Борисова Ариадна Валентиновна - Санна Ванна: Бабушка стр 2.

Шрифт
Фон

Но проходили дни за днями, а ни отца, ни Ванечки все еще не было, как давненько уже не было ни одного письма от них. Потом началась война с Японией, и Анна, деловито отправившись в дровяник, снова глухо, по-волчьи провыла там почти всю ночь.

Однажды, когда мать сидела на пороге с теткой Настасьей, перебирая собранную накануне бруснику, из остановившегося возле дома грузовика солдаты что-то выгрузили на дорожку, и машина развернулась обратно.

Настасья вгляделась и ахнула:

— Анна, смотри, твой, твой вернулся! Иван вернулся!

Сашка замерла у калитки, узнав в почти наполовину обрубленном человеке, сидящем в дорожной пыли, отца…

У матери отказали ноги. Тетка, плача, тащила ее с порога и кричала:

— Анна, ползи, ползи!

И мать поползла. Он тоже сделал встречное движение, но тут же неловко завалился лицом вниз, обнял длинными руками землю перед калиткой, и его широкие плечи крупно затряслись.

Мать застопорилась в нескольких шагах от отца и хрипло выдохнула:

— Иван, Ванечка где?!

Он приподнял к ней небритое грязное лицо в светлых бороздках слез:

— Не знаю, Анна…

Она тонко, дребезжаще вскрикнула и тяжело уронила в пыль свою наполовину седую голову. Так они и лежали на дорожке голова к голове, он — плотный и короткий, она — сухая и долгая, и только их руки тихо, будто нехотя, медленными тягучими змеями ползли навстречу друг другу, пока не сплелись в один жалкий, серый, мосластый комок.

Отец устроился сторожем на ферму. Взяли его, скорее, из жалости, как инвалида и героя — гвардии лейтенанта, награжденного медалью «За оборону Сталинграда». За то, что отец был героем, а мать — лучшей свинаркой, колхоз помог построить им даже баньку, хотя, честно говоря, это было в то время сущее баловство.

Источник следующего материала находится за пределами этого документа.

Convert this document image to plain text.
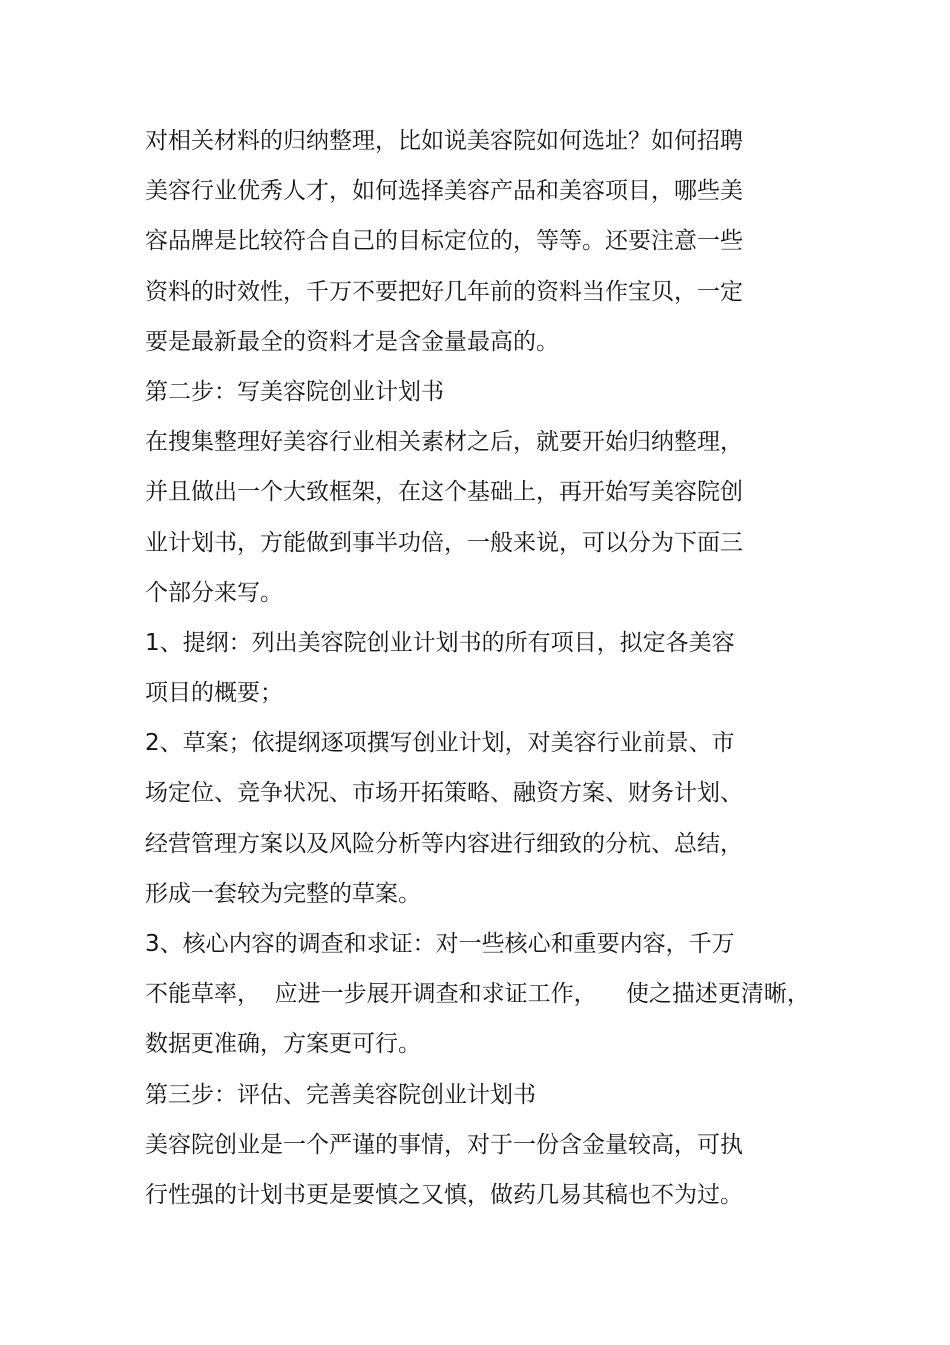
对相关材料的归纳整理，比如说美容院如何选址？如何招聘
美容行业优秀人才，如何选择美容产品和美容项目，哪些美
容品牌是比较符合自己的目标定位的，等等。还要注意一些
资料的时效性，千万不要把好几年前的资料当作宝贝，一定
要是最新最全的资料才是含金量最高的。
第二步：写美容院创业计划书
在搜集整理好美容行业相关素材之后，就要开始归纳整理，
并且做出一个大致框架，在这个基础上，再开始写美容院创
业计划书，方能做到事半功倍，一般来说，可以分为下面三
个部分来写。
1、提纲：列出美容院创业计划书的所有项目，拟定各美容
项目的概要；
2、草案；依提纲逐项撰写创业计划，对美容行业前景、市
场定位、竞争状况、市场开拓策略、融资方案、财务计划、
经营管理方案以及风险分析等内容进行细致的分杭、总结，
形成一套较为完整的草案。
3、核心内容的调查和求证：对一些核心和重要内容，千万
不能草率，  应进一步展开调查和求证工作，    使之描述更清晰，
数据更准确，方案更可行。
第三步：评估、完善美容院创业计划书
美容院创业是一个严谨的事情，对于一份含金量较高，可执
行性强的计划书更是要慎之又慎，做药几易其稿也不为过。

До войны отец, как все деревенские, не дурак был выпить по праздникам, а тут оказалось, что и без повода горазд глушить как черт. Получив госпособие по инвалидности, умудрялся пропить его в тот же день. Сашка не любила отца таким, каким теперь знала, но молча и ожесточенно дралась с мальчишками, дразнившими его выпивохой и калекой. Она была не по годам рослой и сильной, и мелкие по сравнению с Сашкой ровесники боялись ее.

Скоро стало известно, что Ванечка погиб на японской. Сашке не показали похоронку, ей о гибели брата сказал отец. Мать куда-то так крепко спрятала бумагу, что больше ее никто не видел. Как и леденцы…

В этот раз дровяник не сотрясался от ее воя. Она просто не поверила в смерть сына. Только специально съездила в город, чтобы увеличить в фотоателье его портрет, и повесила над своей кроватью. А рядом поместила откуда-то принесенную икону Богородицы и яркую картинку в рамке под стеклом, нарисованную и подаренную ей когда-то Ванечкой на 8 Марта — глазастые синие цветы на нежно-зеленом поле.

Сашка знала, что письма Ванечки мать носит в пакете на груди. Как-то раз, когда они мылись в бане, девочка вышла в предбанник раньше матери и увидела этот пакет на полке с бельем. Она думала, что в нем хранится что-то интересное, драгоценное, и быстренько развернула его, пока мать, громко ухая, охаживала себя за дверью березовым веником. И обнаружила это драгоценное — материно золотое обручальное кольцо и полуистлевшие от постоянного соприкосновения с потеющей кожей Ванечкины письма. Она могла поклясться, что мать знает их наизусть.

«Чтоб я так с ума пятилась — ну уж нет», — с неприязнью подумала взрослеющая Сашка. Она сильно обижалась на мать. Та ее совсем перестала замечать и хорошо, если за день Сашке обламывалось от нее несколько слов в повелительном тоне: «Пойди, принеси, сделай». Девочка была уверена: случись такое чудо и дай матери волю, она бы не раздумывая поменяла Сашку на сына и даже не вспоминала бы о том, что у нее была дочь.

Под Рождество мать решила погадать и, сняв с комода настольное трюмо, отправилась в полночь в загодя протопленную баню. Сашка знала о приготовлениях к ворожбе и за полчаса до матери спряталась в самом темном углу верхнего полка. Она видела, как Анна поставила посреди бани маленький столик, примастырила трюмо, на всякий случай сложив за ним кучу веников, и зажгла две свечи с двух сторон узких зеркальных створок. В центральной части трюмо отразился длинный сияющий коридор.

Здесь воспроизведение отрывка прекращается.